All methods are equivalent
“disease” is listed first in the cbind function, therefore it is the response variable.

Poisson

Misc
- Overdispersion is when the sample variance is greater than the assumed variance which $\text{var}(y) = \mu$.
  - Dispersion, $\phi = \frac{\text{var}(y)}{\mu}$
  - Significance Test: AER::dispersiontest(glm_fit)
    - p-value < 0.05 indicates that significant overdispersion is present.
  - Solutions
    - Quasi-Poisson which adjusts the S.E. and t-stats: $\phi= \frac{\chi^2}{(N-p)}$
      - $\chi^2$ is chi-square; $N$ is the sample size; $p$ is the number of model parameters
      - family = “quasi-poisson” or “quasipoisson”
    - Robust Standard Errors:
    - Negative Binomial
    - {spdep::EBlocal} (Vignette) - Geospatial; Computes local empirical Bayes estimates that shrinks location rates towards a neighborhood mean
      - Acts as a counts smoother for locations with high variance and small populations. Should help with outliers and overdispersion.
      - If there are many zero counts, some estimates may be affected by division by zero
      - Might also be useful as a preprocessing step.
- Using an Identity Link
  - If the true relationship is additive (e.g., a treatment increases cases by a fixed amount rather than a percentage), the identity link is more appropriate.
  - The identity link constrains predictions to remain linear, which may be more realistic in some cases.
  - Issues
    - $\mu$ must be positive, but the linear predictor can yield negative values, which leads to nonsensical predictions.
    - The model may fail to converge if the optimization encounters negative means
  - Solutions
    - Use starting values (See Regression, Logistic >> Starting Values)
    - {glm2} (Vignette) - Fits models with a modified default fitting method that provides greater stability for models that may fail to converge using glm
      - Sometimes the method (step-halving) that glm uses when it fails to converge doesn’t get activated. This package uses that method at the start.
      - Could still require starting values.
    - Bayesian Methods
Assumptions
- The mean is equal to the variance
- The outcome is an integer
- Events are independent (e.g. scoring a goal doesn’t impact the scoring of another goal)
- Time period (or space) is fixed
- Homogeneity (e.g. each team has the same probability of scoring a goal)
  - Easily violated
  - Violations leads to overdispersion
- Multiple events do not happen at the same time (or space)
  - Or the distribution is actually Binomial and n is sufficiently larger than “successes.”
  - Can lead to negative predictions
Interpretation
- Effect of a binary treatment
  
  \[ e^\beta = \mathbb{E}[Y(1)/\mathbb{E}Y(0)] = \theta_{\text{ATE%}} + 1 \]

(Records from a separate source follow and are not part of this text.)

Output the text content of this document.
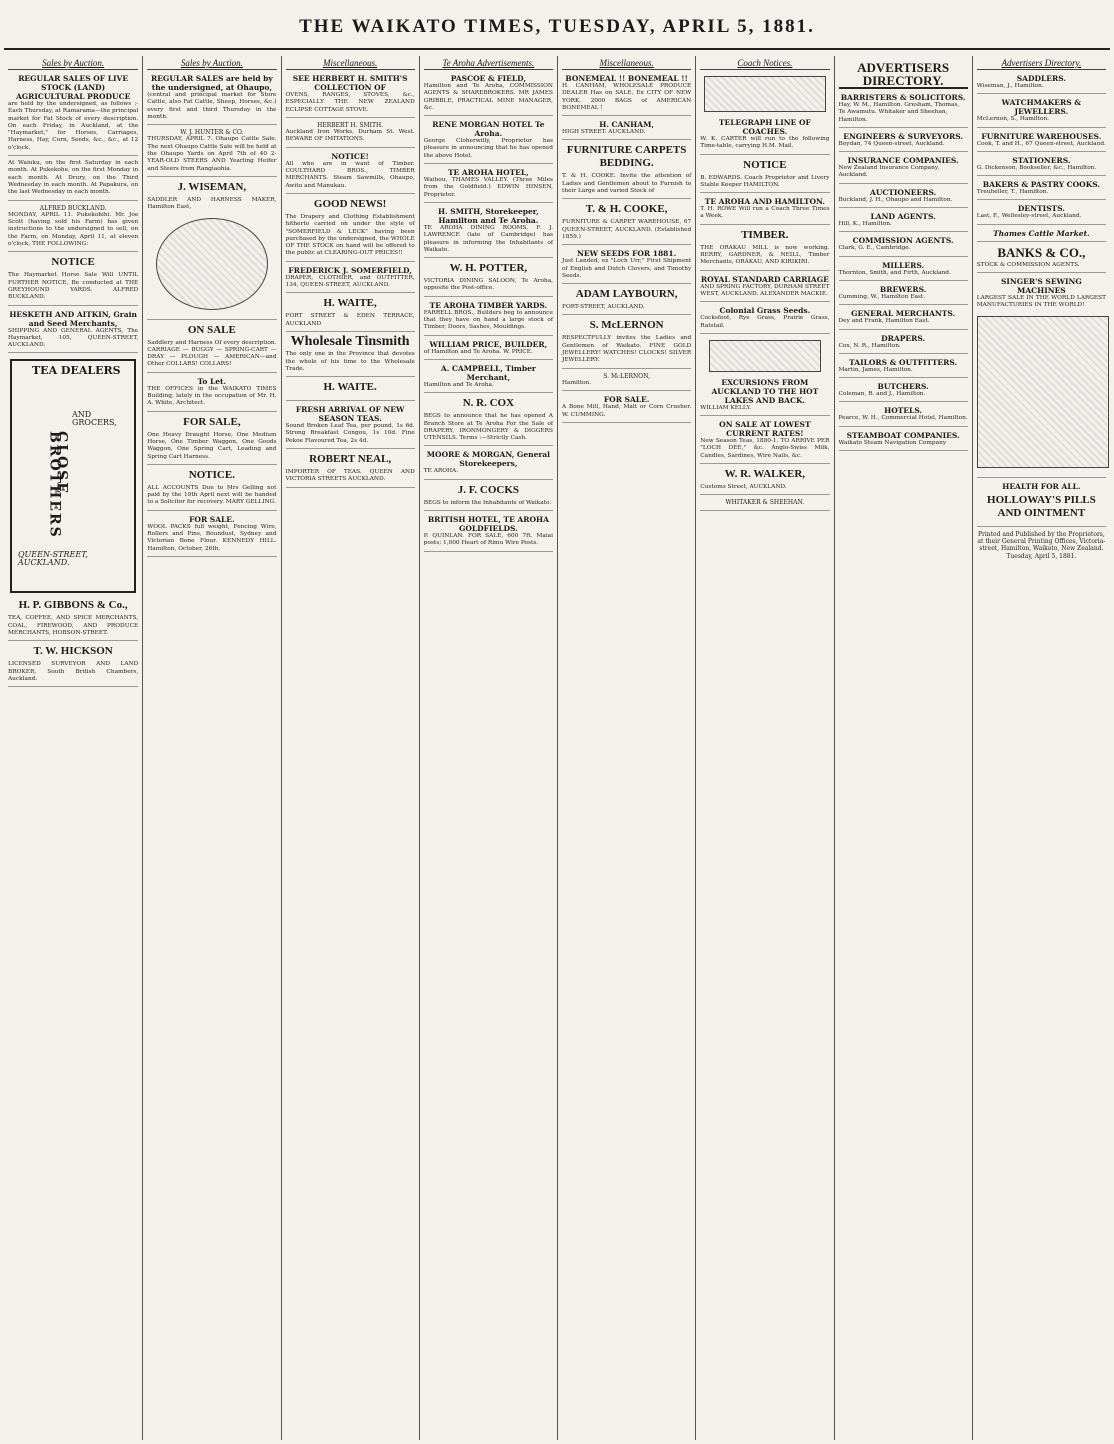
THE WAIKATO TIMES, TUESDAY, APRIL 5, 1881.
Sales by Auction.
REGULAR SALES OF LIVE STOCK (LAND) AGRICULTURAL PRODUCE
are held by the undersigned, as follows :- Each Thursday, at Ramarama—the principal market for Fat Stock of every description. On each Friday, in Auckland, at the "Haymarket," for Horses, Carriages, Harness, Hay, Corn, Seeds, &c., &c., at 12 o'clock.
At Waiuku, on the first Saturday in each month. At Pukekohe, on the first Monday in each month. At Drury, on the Third Wednesday in each month. At Papakura, on the last Wednesday in each month.
ALFRED BUCKLAND.
MONDAY, APRIL 11. Pukekohihi. Mr. Joe Scott (having sold his Farm) has given instructions to the undersigned to sell, on the Farm, on Monday, April 11, at eleven o'clock, THE FOLLOWING:
NOTICE
The Haymarket Horse Sale Will UNTIL FURTHER NOTICE, Be conducted at THE GREYHOUND YARDS. ALFRED BUCKLAND.
HESKETH AND AITKIN, Grain and Seed Merchants,
SHIPPING AND GENERAL AGENTS, The Haymarket, 105, QUEEN-STREET, AUCKLAND.
TEA DEALERS
AND GROCERS,
CLOSE BROTHERS
QUEEN-STREET, AUCKLAND.
H. P. GIBBONS & Co.,
TEA, COFFEE, AND SPICE MERCHANTS, COAL, FIREWOOD, AND PRODUCE MERCHANTS, HOBSON-STREET.
T. W. HICKSON
LICENSED SURVEYOR AND LAND BROKER, South British Chambers, Auckland.
Sales by Auction.
REGULAR SALES are held by the undersigned, at Ohaupo,
(central and principal market for Store Cattle, also Fat Cattle, Sheep, Horses, &c.) every first and third Thursday in the month.
W. J. HUNTER & CO.
THURSDAY, APRIL 7. Ohaupo Cattle Sale. The next Ohaupo Cattle Sale will be held at the Ohaupo Yards on April 7th of 40 2-YEAR-OLD STEERS AND Yearling Heifer and Steers from Rangiaohia.
J. WISEMAN,
SADDLER AND HARNESS MAKER, Hamilton East,
ON SALE
Saddlery and Harness Of every description. CARRIAGE — BUGGY — SPRING-CART — DRAY — PLOUGH — AMERICAN—and Other COLLARS! COLLARS!
To Let.
THE OFFICES in the WAIKATO TIMES Building, lately in the occupation of Mr. H. A. White, Architect.
FOR SALE,
One Heavy Draught Horse, One Medium Horse, One Timber Waggon, One Goods Waggon, One Spring Cart, Leading and Spring Cart Harness.
NOTICE.
ALL ACCOUNTS Due to Mrs Gelling not paid by the 19th April next will be handed to a Solicitor for recovery. MARY GELLING.
FOR SALE.
WOOL PACKS full weight, Fencing Wire, Rollers and Pins, Boundust, Sydney and Victorian Bone Flour. KENNEDY HILL. Hamilton, October, 26th.
Miscellaneous.
SEE HERBERT H. SMITH'S COLLECTION OF
OVENS, RANGES, STOVES, &c., ESPECIALLY THE NEW ZEALAND ECLIPSE COTTAGE STOVE.
HERBERT H. SMITH.
Auckland Iron Works, Durham St. West. BEWARE OF IMITATIONS.
NOTICE!
All who are in want of Timber. COULTHARD BROS., TIMBER MERCHANTS. Steam Sawmills, Ohaupo, Awitu and Manukau.
GOOD NEWS!
The Drapery and Clothing Establishment hitherto carried on under the style of "SOMERFIELD & LECK" having been purchased by the undersigned, the WHOLE OF THE STOCK on hand will be offered to the public at CLEARING-OUT PRICES!!
FREDERICK J. SOMERFIELD,
DRAPER, CLOTHIER, and OUTFITTER, 134, QUEEN-STREET, AUCKLAND.
H. WAITE,
FORT STREET & EDEN TERRACE, AUCKLAND
Wholesale Tinsmith
The only one in the Province that devotes the whole of his time to the Wholesale Trade.
H. WAITE.
FRESH ARRIVAL OF NEW SEASON TEAS.
Sound Broken Leaf Tea, per pound, 1s 6d. Strong Breakfast Congou, 1s 10d. Fine Pekoe Flavoured Tea, 2s 4d.
ROBERT NEAL,
IMPORTER OF TEAS. QUEEN AND VICTORIA STREETS AUCKLAND.
Te Aroha Advertisements.
PASCOE & FIELD,
Hamilton and Te Aroha, COMMISSION AGENTS & SHAREBROKERS. MR JAMES GRIBBLE, PRACTICAL MINE MANAGER, &c.
RENE MORGAN HOTEL Te Aroha.
George Cloherwilly, Proprietor has pleasure in announcing that he has opened the above Hotel.
TE AROHA HOTEL,
Waihou, THAMES VALLEY. (Three Miles from the Goldfield.) EDWIN HINSEN, Proprietor.
H. SMITH, Storekeeper, Hamilton and Te Aroha.
TE AROHA DINING ROOMS, F. J. LAWRENCE (late of Cambridge) has pleasure in informing the Inhabitants of Waikato.
W. H. POTTER,
VICTORIA DINING SALOON, Te Aroha, opposite the Post-office.
TE AROHA TIMBER YARDS.
FARRELL BROS., Builders beg to announce that they have on hand a large stock of Timber, Doors, Sashes, Mouldings.
WILLIAM PRICE, BUILDER,
of Hamilton and Te Aroha. W. PRICE.
A. CAMPBELL, Timber Merchant,
Hamilton and Te Aroha.
N. R. COX
BEGS to announce that he has opened A Branch Store at Te Aroha For the Sale of DRAPERY, IRONMONGERY & DIGGERS UTENSILS. Terms :—Strictly Cash.
MOORE & MORGAN, General Storekeepers,
TE AROHA.
J. F. COCKS
BEGS to inform the Inhabitants of Waikato.
BRITISH HOTEL, TE AROHA GOLDFIELDS.
P. QUINLAN. FOR SALE, 600 7ft. Maiai posts; 1,000 Heart of Rimu Wire Posts.
Miscellaneous.
BONEMEAL !! BONEMEAL !!
H. CANHAM, WHOLESALE PRODUCE DEALER Has on SALE, Ex CITY OF NEW YORK, 2000 BAGS of AMERICAN BONEMEAL !
H. CANHAM,
HIGH STREET. AUCKLAND.
FURNITURE CARPETS BEDDING.
T. & H. COOKE. Invite the attention of Ladies and Gentlemen about to Furnish to their Large and varied Stock of
T. & H. COOKE,
FURNITURE & CARPET WAREHOUSE, 67 QUEEN-STREET, AUCKLAND. (Established 1859.)
NEW SEEDS FOR 1881.
Just Landed, ex "Loch Urr," First Shipment of English and Dutch Clovers, and Timothy Seeds.
ADAM LAYBOURN,
FORT-STREET, AUCKLAND.
S. McLERNON
RESPECTFULLY invites the Ladies and Gentlemen of Waikato. FINE GOLD JEWELLERY! WATCHES! CLOCKS! SILVER JEWELLERY.
S. McLERNON,
Hamilton.
FOR SALE.
A Bone Mill, Hand, Malt or Corn Crusher. W. CUMMING.
Coach Notices.
TELEGRAPH LINE OF COACHES.
W. K. CARTER will run to the following Time-table, carrying H.M. Mail.
NOTICE
B. EDWARDS. Coach Proprietor and Livery Stable Keeper HAMILTON.
TE AROHA AND HAMILTON.
T. H. ROWE Will run a Coach Three Times a Week.
TIMBER.
THE ORAKAU MILL is now working. BERRY, GARDNER, & NEILL, Timber Merchants, ORAKAU, AND KIRIKIRI.
ROYAL STANDARD CARRIAGE
AND SPRING FACTORY, DURHAM STREET WEST, AUCKLAND. ALEXANDER MACKIE.
Colonial Grass Seeds.
Cocksfoot, Rye Grass, Prairie Grass, Ratstail.
EXCURSIONS FROM AUCKLAND TO THE HOT LAKES AND BACK.
WILLIAM KELLY.
ON SALE AT LOWEST CURRENT RATES!
New Season Teas, 1880-1. TO ARRIVE PER "LOCH DEE," &c. Anglo-Swiss Milk, Candles, Sardines, Wire Nails, &c.
W. R. WALKER,
Customs Street, AUCKLAND.
WHITAKER & SHEEHAN.
ADVERTISERS DIRECTORY.
BARRISTERS & SOLICITORS.
Hay, W. M., Hamilton. Gresham, Thomas, Te Awamutu. Whitaker and Sheehan, Hamilton.
ENGINEERS & SURVEYORS.
Boydan, 74 Queen-street, Auckland.
INSURANCE COMPANIES.
New Zealand Insurance Company, Auckland.
AUCTIONEERS.
Buckland, J. H., Ohaupo and Hamilton.
LAND AGENTS.
Hill, K., Hamilton.
COMMISSION AGENTS.
Clark, G. E., Cambridge.
MILLERS.
Thornton, Smith, and Firth, Auckland.
BREWERS.
Cumming, W., Hamilton East.
GENERAL MERCHANTS.
Dey and Frank, Hamilton East.
DRAPERS.
Cox, N. R., Hamilton.
TAILORS & OUTFITTERS.
Martin, James, Hamilton.
BUTCHERS.
Coleman, R. and J., Hamilton.
HOTELS.
Pearce, W. H., Commercial Hotel, Hamilton.
STEAMBOAT COMPANIES.
Waikato Steam Navigation Company
Advertisers Directory.
SADDLERS.
Wiseman, J., Hamilton.
WATCHMAKERS & JEWELLERS.
McLernon, S., Hamilton.
FURNITURE WAREHOUSES.
Cook, T. and H., 67 Queen-street, Auckland.
STATIONERS.
G. Dickenson, Bookseller, &c., Hamilton.
BAKERS & PASTRY COOKS.
Treuheller, T., Hamilton.
DENTISTS.
Last, F., Wellesley-street, Auckland.
Thames Cattle Market.
BANKS & CO.,
STOCK & COMMISSION AGENTS.
SINGER'S SEWING MACHINES
LARGEST SALE IN THE WORLD LARGEST MANUFACTURIES IN THE WORLD!
HEALTH FOR ALL.
HOLLOWAY'S PILLS AND OINTMENT
Printed and Published by the Proprietors, at their General Printing Offices, Victoria-street, Hamilton, Waikato, New Zealand. Tuesday, April 5, 1881.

  - $\theta$ is the effect interpreted as a percentage
  - $\mathbb{E}[Y(1)]$ is the expected value of the outcome for a subject assigned to Treatment.
  - Therefore, $e^\beta - 1$ is the average percent increase or decrease from baseline to treatment
  - Parameter may difficult to interpret in contexts where Y spans several order of magnitudes.
    - Example: The econometrician may perceive a change in income from $5,000 to $6,000 very differently from a change in income from $100,000 to $101,000, yet both those changes are treatment effects in levels of $1,000 and thus contribute equally to θATE%.